= Gospel of Eve =

Mostly lost text of New Testament apocrypha

The Gospel of Eve is an almost entirely lost text from the New Testament apocrypha, which may be the same as the also lost Gospel of Perfection.

The only known content from it are a few quotations by Epiphanius (Panarion, 26), a Church Father who criticised how the Borborites used it to justify free love, by practicing coitus interruptus and eating semen as a religious act.

==Text==
Gnostics typically wrote on multiple levels, imbuing texts with complicated mystical esoteric meaning, rather than intending a base interpretation. It is possible that Epiphanius failed to realise this and only read into the text a simple literal interpretation. The quotation Epiphanius claims as a reference to semen is:

I stood on a lofty mountain and saw a gigantic man, and another, a dwarf; and I heard as it were a voice of thunder, and drew nigh for to hear; and He spake unto me and said: I am thou, and thou art I; and wheresoever thou mayest be I am there. In all am I scattered [that is, the Logos as seed or “members”], and whencesoever thou willest, thou gatherest Me; and gathering Me, thou gatherest Thyself.
— From the Gospel of Eve, quoted by Epiphanius, Hæres., xxvi. 3.

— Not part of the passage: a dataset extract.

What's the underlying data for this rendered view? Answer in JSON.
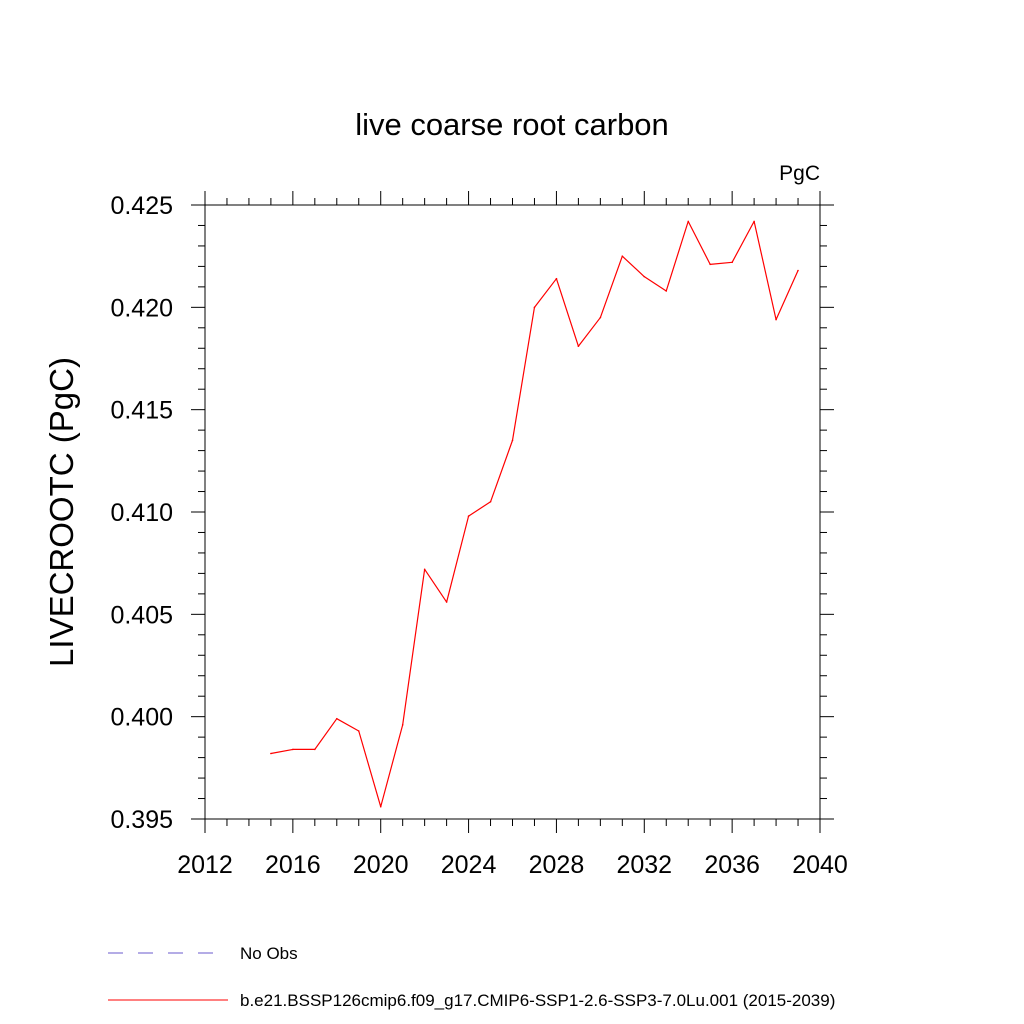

While this second passage from their "apocryphal writings," says Epiphanius, was meant to represent the menstrual cycle (it is unclear if he is quoting ):

I saw a tree bearing twelve manner of fruits every year, and he said unto me, This is the tree of life ...

==Interpretation==
According to the Naassenes, this reflected the "Seeds disseminated into the cosmos from the Inexpressible [Man], by means of which the whole cosmos is consummated." The scattering of the Logos and its subsequent collection recalls the myths of Osiris and Dionysus. A similar theme of Osirification is present in a Gospel of Philip, quoted by Epiphanius in the same chapter:

I recognised myself, and gathered myself together from all sides; I sowed no children for the ruler, but I tore up his roots, and gathered together [my] limbs that were scattered abroad; I know thee who thou art, for I am from the realms above.